10. in accordance with the method for claim 9, wherein said at least one reference pixel and a plurality of predict pixel come from the frame of being predicted.

11. in accordance with the method for claim 9, wherein said a plurality of coefficient comprises average pixel value and one group of residual value.

Impel processor to carry out a kind of like this instruction of method 12. a computer-readable medium, this computer-readable medium provide when carrying out on processor, this method comprises:

Using the conversion of quadrature normalizing should organize similar pixel joint transformation is a plurality of coefficients

13. according to the described computer-readable medium of claim 12, wherein said a plurality of coefficients comprise at least one low-pass coefficients and one group of high-pass coefficient.

14. according to the described computer-readable medium of claim 12, wherein the conversion of quadrature normalizing is a transformation matrix.

15. according to the described computer-readable medium of claim 12, wherein said similar pixel groups comprises repeatedly related pixel.

16. according to the described computer-readable medium of claim 12, wherein said at least one reference pixel and a plurality of predict pixel come from the frame of being predicted.

17. according to the described computer-readable medium of claim 16, wherein said a plurality of coefficients comprise average pixel value and one group of residual value.

18. a computerized system comprises:

Memory; With

The processor that at least one links to each other with memory, this at least one processor are carried out such one group of instruction, and this group instruction impels described at least one processor

19. according to the described system of claim 18, wherein said a plurality of coefficients comprise at least one low-pass coefficients and one group of high-pass coefficient.

20. according to the described system of claim 18, wherein the conversion of quadrature normalizing is a transformation matrix.

21. according to the described system of claim 18, wherein said similar pixel groups comprises repeatedly related pixel.

22. according to the described system of claim 21, wherein said at least one reference pixel comes from reference frame, described a plurality of predict pixel come from the frame of being predicted.

23. according to the described system of claim 18, wherein said at least one reference pixel and a plurality of predict pixel come from the frame of being predicted.
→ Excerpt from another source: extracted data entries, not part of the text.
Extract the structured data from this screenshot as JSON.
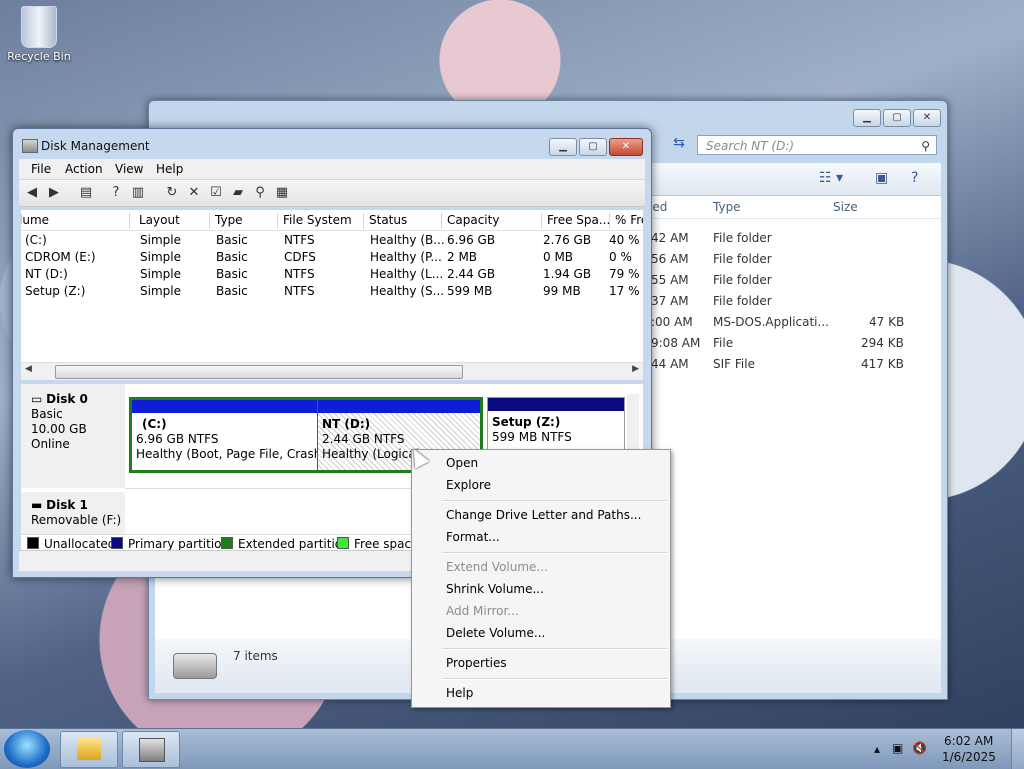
{
  "desktop": {
    "recycle_bin_label": "Recycle Bin"
  },
  "explorer": {
    "search_placeholder": "Search NT (D:)",
    "columns": {
      "modified": "ied",
      "type": "Type",
      "size": "Size"
    },
    "rows": [
      {
        "time": "42 AM",
        "type": "File folder",
        "size": ""
      },
      {
        "time": "56 AM",
        "type": "File folder",
        "size": ""
      },
      {
        "time": "55 AM",
        "type": "File folder",
        "size": ""
      },
      {
        "time": "37 AM",
        "type": "File folder",
        "size": ""
      },
      {
        "time": ":00 AM",
        "type": "MS-DOS.Applicati...",
        "size": "47 KB"
      },
      {
        "time": "9:08 AM",
        "type": "File",
        "size": "294 KB"
      },
      {
        "time": "44 AM",
        "type": "SIF File",
        "size": "417 KB"
      }
    ],
    "status_count": "7 items"
  },
  "disk_management": {
    "title": "Disk Management",
    "menu": [
      "File",
      "Action",
      "View",
      "Help"
    ],
    "columns": [
      "lume",
      "Layout",
      "Type",
      "File System",
      "Status",
      "Capacity",
      "Free Spa...",
      "% Free"
    ],
    "volumes": [
      [
        "(C:)",
        "Simple",
        "Basic",
        "NTFS",
        "Healthy (B...",
        "6.96 GB",
        "2.76 GB",
        "40 %"
      ],
      [
        "CDROM (E:)",
        "Simple",
        "Basic",
        "CDFS",
        "Healthy (P...",
        "2 MB",
        "0 MB",
        "0 %"
      ],
      [
        "NT (D:)",
        "Simple",
        "Basic",
        "NTFS",
        "Healthy (L...",
        "2.44 GB",
        "1.94 GB",
        "79 %"
      ],
      [
        "Setup (Z:)",
        "Simple",
        "Basic",
        "NTFS",
        "Healthy (S...",
        "599 MB",
        "99 MB",
        "17 %"
      ]
    ],
    "disk0": {
      "name": "Disk 0",
      "type": "Basic",
      "size": "10.00 GB",
      "state": "Online"
    },
    "disk1": {
      "name": "Disk 1",
      "type": "Removable (F:)"
    },
    "partitions": [
      {
        "name": "(C:)",
        "size": "6.96 GB NTFS",
        "status": "Healthy (Boot, Page File, Crash D"
      },
      {
        "name": "NT  (D:)",
        "size": "2.44 GB NTFS",
        "status": "Healthy (Logical"
      },
      {
        "name": "Setup  (Z:)",
        "size": "599 MB NTFS",
        "status": ""
      }
    ],
    "legend": [
      "Unallocated",
      "Primary partition",
      "Extended partition",
      "Free space"
    ],
    "colors": {
      "unallocated": "#000000",
      "primary": "#0e1ed8",
      "extended": "#1d7d1d",
      "free": "#3ee63e"
    }
  },
  "context_menu": {
    "open": "Open",
    "explore": "Explore",
    "change_letter": "Change Drive Letter and Paths...",
    "format": "Format...",
    "extend": "Extend Volume...",
    "shrink": "Shrink Volume...",
    "add_mirror": "Add Mirror...",
    "delete": "Delete Volume...",
    "properties": "Properties",
    "help": "Help"
  },
  "taskbar": {
    "time": "6:02 AM",
    "date": "1/6/2025"
  }
}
24. according to the described system of claim 23, wherein said a plurality of coefficients comprise average pixel value and one group of residual value.

25. an encoding device comprises:

Be used to discern the device of the one group of similar pixel that comprises at least one reference pixel and a plurality of predict pixel; With

Be used to use the conversion of quadrature normalizing will organize similar pixel joint transformation the device that is a plurality of coefficients.